In terms of how all of this applies to OCR, I started out with all visible characters and produced a collection of 16×16 images. Each image contained a single character centered in the image. This image was then mapped to a 256 dimensional vector with its corresponding character mapped to an 8 dimensional vector representing the expected output. The question that remains is how many hidden layer units should be used. To figure this out, I conducted a small experiment:

Hidden Units 1 2 3 4 5 6 7 8 9 10 11 12 13 14 15 16
Minimum (%) 0 4 7 21 36 48 69 80 87 85 92 88 92 89 93 93
Average (%) 1 4 12 28 44 56 72 83 89 90 94 93 94 93 95 95
Maximum (%) 1 6 15 31 51 62 75 87 91 93 99 96 98 95 98 99

Each run consisted of 10 trials with each trial taking 5000 iterations to train the network. (Normally, one can measure the Mean squared error of the network and halt the training process once it is sufficiently small.) After doing this testing, I found that ANNs with 11 hidden units looked to give the highest accuracy with the fewest number of units. Given the original text that was used, the following text was produced:

As expected, the category of errors that were identified earlier (character combinations ff, rt, ct) were not segmented correctly and consequently not recognized correctly.

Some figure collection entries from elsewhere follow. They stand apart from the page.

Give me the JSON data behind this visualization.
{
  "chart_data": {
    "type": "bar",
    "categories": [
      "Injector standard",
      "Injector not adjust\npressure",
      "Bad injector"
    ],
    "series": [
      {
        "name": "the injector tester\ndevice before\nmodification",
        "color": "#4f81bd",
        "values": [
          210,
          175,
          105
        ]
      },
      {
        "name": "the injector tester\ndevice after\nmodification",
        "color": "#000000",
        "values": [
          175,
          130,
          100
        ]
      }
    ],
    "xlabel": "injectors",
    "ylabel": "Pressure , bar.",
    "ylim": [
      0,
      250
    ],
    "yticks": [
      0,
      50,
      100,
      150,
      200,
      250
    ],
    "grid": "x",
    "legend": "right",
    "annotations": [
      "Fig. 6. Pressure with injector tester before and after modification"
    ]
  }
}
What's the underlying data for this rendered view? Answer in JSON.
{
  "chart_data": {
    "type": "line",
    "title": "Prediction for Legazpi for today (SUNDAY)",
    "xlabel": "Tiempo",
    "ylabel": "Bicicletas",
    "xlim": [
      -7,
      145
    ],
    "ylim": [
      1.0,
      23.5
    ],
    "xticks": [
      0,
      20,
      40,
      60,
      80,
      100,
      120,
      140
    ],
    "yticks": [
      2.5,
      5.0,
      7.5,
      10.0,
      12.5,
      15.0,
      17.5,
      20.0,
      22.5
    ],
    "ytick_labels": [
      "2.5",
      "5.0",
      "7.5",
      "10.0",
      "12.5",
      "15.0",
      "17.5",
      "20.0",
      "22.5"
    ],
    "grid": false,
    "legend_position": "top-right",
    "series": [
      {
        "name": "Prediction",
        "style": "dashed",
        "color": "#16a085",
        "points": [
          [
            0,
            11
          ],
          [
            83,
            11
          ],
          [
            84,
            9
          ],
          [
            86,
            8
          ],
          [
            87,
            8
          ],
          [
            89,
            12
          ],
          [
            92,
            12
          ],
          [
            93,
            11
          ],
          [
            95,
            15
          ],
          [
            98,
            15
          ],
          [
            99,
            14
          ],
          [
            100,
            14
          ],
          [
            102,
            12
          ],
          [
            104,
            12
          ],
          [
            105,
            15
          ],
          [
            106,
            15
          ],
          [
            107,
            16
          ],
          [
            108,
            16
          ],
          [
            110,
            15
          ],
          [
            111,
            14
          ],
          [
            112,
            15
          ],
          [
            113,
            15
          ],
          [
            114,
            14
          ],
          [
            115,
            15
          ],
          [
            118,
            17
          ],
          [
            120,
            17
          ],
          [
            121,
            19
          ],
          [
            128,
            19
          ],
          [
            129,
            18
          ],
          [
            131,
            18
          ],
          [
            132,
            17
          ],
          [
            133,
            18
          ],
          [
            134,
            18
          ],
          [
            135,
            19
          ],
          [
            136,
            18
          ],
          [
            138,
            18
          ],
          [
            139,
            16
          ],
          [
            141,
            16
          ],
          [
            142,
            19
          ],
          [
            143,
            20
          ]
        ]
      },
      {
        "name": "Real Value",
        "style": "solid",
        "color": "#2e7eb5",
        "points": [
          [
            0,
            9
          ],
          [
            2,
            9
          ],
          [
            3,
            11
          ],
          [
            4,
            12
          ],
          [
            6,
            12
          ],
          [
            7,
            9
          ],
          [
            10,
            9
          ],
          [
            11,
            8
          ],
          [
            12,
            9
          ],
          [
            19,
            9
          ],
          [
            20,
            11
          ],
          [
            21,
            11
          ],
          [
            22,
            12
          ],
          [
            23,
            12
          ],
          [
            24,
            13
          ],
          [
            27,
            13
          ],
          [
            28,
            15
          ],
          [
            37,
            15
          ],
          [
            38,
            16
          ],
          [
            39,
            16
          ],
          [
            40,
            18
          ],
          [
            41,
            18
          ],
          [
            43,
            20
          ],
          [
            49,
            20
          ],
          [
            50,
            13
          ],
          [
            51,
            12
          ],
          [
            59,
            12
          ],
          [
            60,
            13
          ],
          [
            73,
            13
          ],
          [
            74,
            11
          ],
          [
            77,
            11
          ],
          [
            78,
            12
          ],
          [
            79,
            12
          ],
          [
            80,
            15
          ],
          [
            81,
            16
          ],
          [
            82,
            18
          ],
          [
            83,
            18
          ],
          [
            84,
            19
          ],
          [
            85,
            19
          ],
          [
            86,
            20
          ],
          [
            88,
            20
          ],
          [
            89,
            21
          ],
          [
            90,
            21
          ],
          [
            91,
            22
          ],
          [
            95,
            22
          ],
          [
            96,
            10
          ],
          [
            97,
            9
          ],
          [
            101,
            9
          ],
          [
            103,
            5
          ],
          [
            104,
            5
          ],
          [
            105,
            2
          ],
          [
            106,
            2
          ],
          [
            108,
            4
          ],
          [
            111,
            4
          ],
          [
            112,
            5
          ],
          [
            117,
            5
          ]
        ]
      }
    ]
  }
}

There is a lot of additional work that could be thrown at the project. In the future, it’d be good to modify the solution to accept any sized font as well as any font, adding support for images containing scanned or photographed text rather than computer generated images and some error correction on the output to flag parts of the text that require review. I suspect that I will continue down this road and start investigating how these methods can be applied to general computer vision for some planned robotics projects.